Honorários recursais: quando o tribunal majora, e quando ele não pode
Financeiro · · 5 min de leitura · Equipe Adv3
Honorários recursais são a majoração prevista no art. 85, § 11, do CPC, feita pelo tribunal ao julgar recurso, em razão do trabalho adicional em grau recursal. Só cabe quando o recurso é integralmente desprovido ou não conhecido, exige verba fixada na decisão anterior e não pode levar o total além dos limites dos §§ 2º e 3º.
Honorários recursais são a parcela que o escritório esquece de provisionar e o cliente esquece de considerar quando decide recorrer. Eles não dependem de pedido: nascem no acórdão, quando o recurso vai a lugar nenhum.
O que diz o art. 85, § 11
O § 11 do art. 85 do CPC determina que o tribunal, ao julgar recurso, majorará a verba fixada anteriormente, levando em conta o trabalho adicional realizado em grau recursal. E fecha com o limite: no cômputo geral, é vedado ultrapassar os percentuais dos §§ 2º e 3º previstos para a fase de conhecimento.
São três ideias numa frase só. A majoração é dever, não faculdade. Ela remunera trabalho adicional, e não o resultado. E existe um teto que a soma das majorações não pode furar, tema que se conecta ao que está descrito em honorários de sucumbência.
A condição que o STJ fixou: fracasso integral
O Tema 1.059 do STJ resolveu a dúvida que dividia os tribunais. A majoração pressupõe que o recurso tenha sido integralmente desprovido ou não conhecido, de forma monocrática ou pelo colegiado. Provimento total ou parcial afasta a regra, ainda que a alteração do julgado seja mínima ou limitada a consectários.
Na prática, a conta que o escritório faz ao recorrer muda: o risco não é só perder, é perder inteiro.
| Situação | Cabe majorar? |
|---|---|
| Recurso desprovido por inteiro | Sim |
| Recurso não conhecido | Sim |
| Recurso provido em parte, mesmo que mínima | Não |
| Recurso provido | Não |
| Não houve verba fixada na decisão recorrida | Não, nada a majorar |
| Total já no teto dos §§ 2º e 3º | Não |
Desde quando existem honorários recursais
O Enunciado Administrativo 7 do STJ delimita o alcance no tempo: a fixação do § 11 só é possível em recursos interpostos contra decisões publicadas a partir de 18 de março de 2016, data em que o CPC de 2015 entrou em vigor. Em acervo antigo que ainda tramita, essa é a primeira pergunta antes de pedir a majoração.

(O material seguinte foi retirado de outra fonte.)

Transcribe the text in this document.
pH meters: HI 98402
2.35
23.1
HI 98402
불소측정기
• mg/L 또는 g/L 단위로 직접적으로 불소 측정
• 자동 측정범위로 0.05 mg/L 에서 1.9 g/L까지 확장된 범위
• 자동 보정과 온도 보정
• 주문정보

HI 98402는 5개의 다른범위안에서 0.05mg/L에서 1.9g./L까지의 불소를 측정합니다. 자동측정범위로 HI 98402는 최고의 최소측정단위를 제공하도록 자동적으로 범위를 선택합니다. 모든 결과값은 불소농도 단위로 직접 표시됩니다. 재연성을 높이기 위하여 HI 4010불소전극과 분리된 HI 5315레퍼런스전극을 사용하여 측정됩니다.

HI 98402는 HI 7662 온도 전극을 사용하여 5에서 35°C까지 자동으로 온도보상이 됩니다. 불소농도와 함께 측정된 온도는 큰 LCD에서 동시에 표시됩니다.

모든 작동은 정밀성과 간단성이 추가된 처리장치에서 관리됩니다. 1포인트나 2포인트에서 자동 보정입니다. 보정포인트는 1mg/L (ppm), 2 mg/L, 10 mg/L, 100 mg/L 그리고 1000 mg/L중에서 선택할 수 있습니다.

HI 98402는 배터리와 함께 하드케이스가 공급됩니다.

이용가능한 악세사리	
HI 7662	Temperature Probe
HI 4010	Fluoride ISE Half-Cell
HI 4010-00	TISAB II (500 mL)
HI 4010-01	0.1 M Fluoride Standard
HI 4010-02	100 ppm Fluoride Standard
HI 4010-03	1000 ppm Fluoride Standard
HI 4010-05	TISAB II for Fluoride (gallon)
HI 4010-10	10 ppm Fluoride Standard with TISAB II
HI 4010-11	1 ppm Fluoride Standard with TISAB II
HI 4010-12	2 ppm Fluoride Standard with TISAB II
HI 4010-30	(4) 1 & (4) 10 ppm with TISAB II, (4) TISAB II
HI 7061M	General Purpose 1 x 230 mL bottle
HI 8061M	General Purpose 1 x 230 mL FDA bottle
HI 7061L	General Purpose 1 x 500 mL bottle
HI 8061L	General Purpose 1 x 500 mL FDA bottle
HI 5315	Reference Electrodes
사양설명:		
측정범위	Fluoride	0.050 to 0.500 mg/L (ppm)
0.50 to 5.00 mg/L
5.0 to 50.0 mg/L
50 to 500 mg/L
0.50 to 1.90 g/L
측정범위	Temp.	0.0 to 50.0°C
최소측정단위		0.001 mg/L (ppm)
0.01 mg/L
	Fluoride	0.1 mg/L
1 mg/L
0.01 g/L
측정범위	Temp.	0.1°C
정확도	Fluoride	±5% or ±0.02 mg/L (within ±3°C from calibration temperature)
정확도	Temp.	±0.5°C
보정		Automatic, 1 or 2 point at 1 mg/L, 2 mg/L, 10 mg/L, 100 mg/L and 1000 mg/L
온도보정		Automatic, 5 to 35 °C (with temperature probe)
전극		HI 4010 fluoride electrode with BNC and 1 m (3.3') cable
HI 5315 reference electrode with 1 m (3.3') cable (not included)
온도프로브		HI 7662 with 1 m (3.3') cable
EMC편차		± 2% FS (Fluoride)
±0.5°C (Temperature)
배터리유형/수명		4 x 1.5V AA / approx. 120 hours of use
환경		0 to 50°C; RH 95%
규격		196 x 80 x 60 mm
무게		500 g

Agravo interno não rende nova majoração
Este é o ponto que mudou e ainda não chegou a boa parte do material publicado. A Corte Especial do STJ, ao julgar os embargos de divergência no REsp 1.663.255, em 28/05/2026, firmou que o agravo interno apenas prorroga, no mesmo grau de jurisdição, a discussão travada no recurso principal, e por isso não comporta a aplicação do § 11.
A leitura prática é simples: a verba sobe quando o recurso leva a causa a um novo grau. Insistir internamente contra a decisão do relator custa multa, quando o agravo é manifestamente inadmissível, mas não gera um segundo acréscimo.

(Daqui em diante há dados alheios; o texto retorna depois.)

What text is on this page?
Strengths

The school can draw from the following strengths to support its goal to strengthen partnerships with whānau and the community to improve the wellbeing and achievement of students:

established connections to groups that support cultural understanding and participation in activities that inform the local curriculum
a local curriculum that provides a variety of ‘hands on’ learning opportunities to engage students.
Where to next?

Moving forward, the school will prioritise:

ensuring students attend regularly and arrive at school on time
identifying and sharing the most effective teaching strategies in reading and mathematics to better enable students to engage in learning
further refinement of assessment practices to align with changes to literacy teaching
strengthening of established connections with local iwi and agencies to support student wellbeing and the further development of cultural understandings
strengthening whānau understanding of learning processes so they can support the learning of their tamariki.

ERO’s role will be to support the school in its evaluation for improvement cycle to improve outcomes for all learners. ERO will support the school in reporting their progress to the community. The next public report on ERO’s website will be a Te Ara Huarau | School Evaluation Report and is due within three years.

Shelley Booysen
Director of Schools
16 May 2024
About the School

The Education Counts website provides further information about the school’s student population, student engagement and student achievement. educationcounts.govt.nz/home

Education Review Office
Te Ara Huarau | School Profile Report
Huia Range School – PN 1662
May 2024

O que entra e o que não entra na conta
- Cumulação. O § 12 diz que a verba do § 11 é cumulável com multas e outras sanções processuais, inclusive a do art. 77.
- Natureza. O § 14 trata a verba como direito do advogado, de natureza alimentar, com os privilégios dos créditos trabalhistas, e veda compensação na sucumbência parcial.
- Beneficiário da gratuidade. A condenação existe, mas fica sob condição suspensiva de exigibilidade por cinco anos, pelo art. 98, § 3º. Provisionar aquilo como recebível é o erro descrito em provisionamento de processos.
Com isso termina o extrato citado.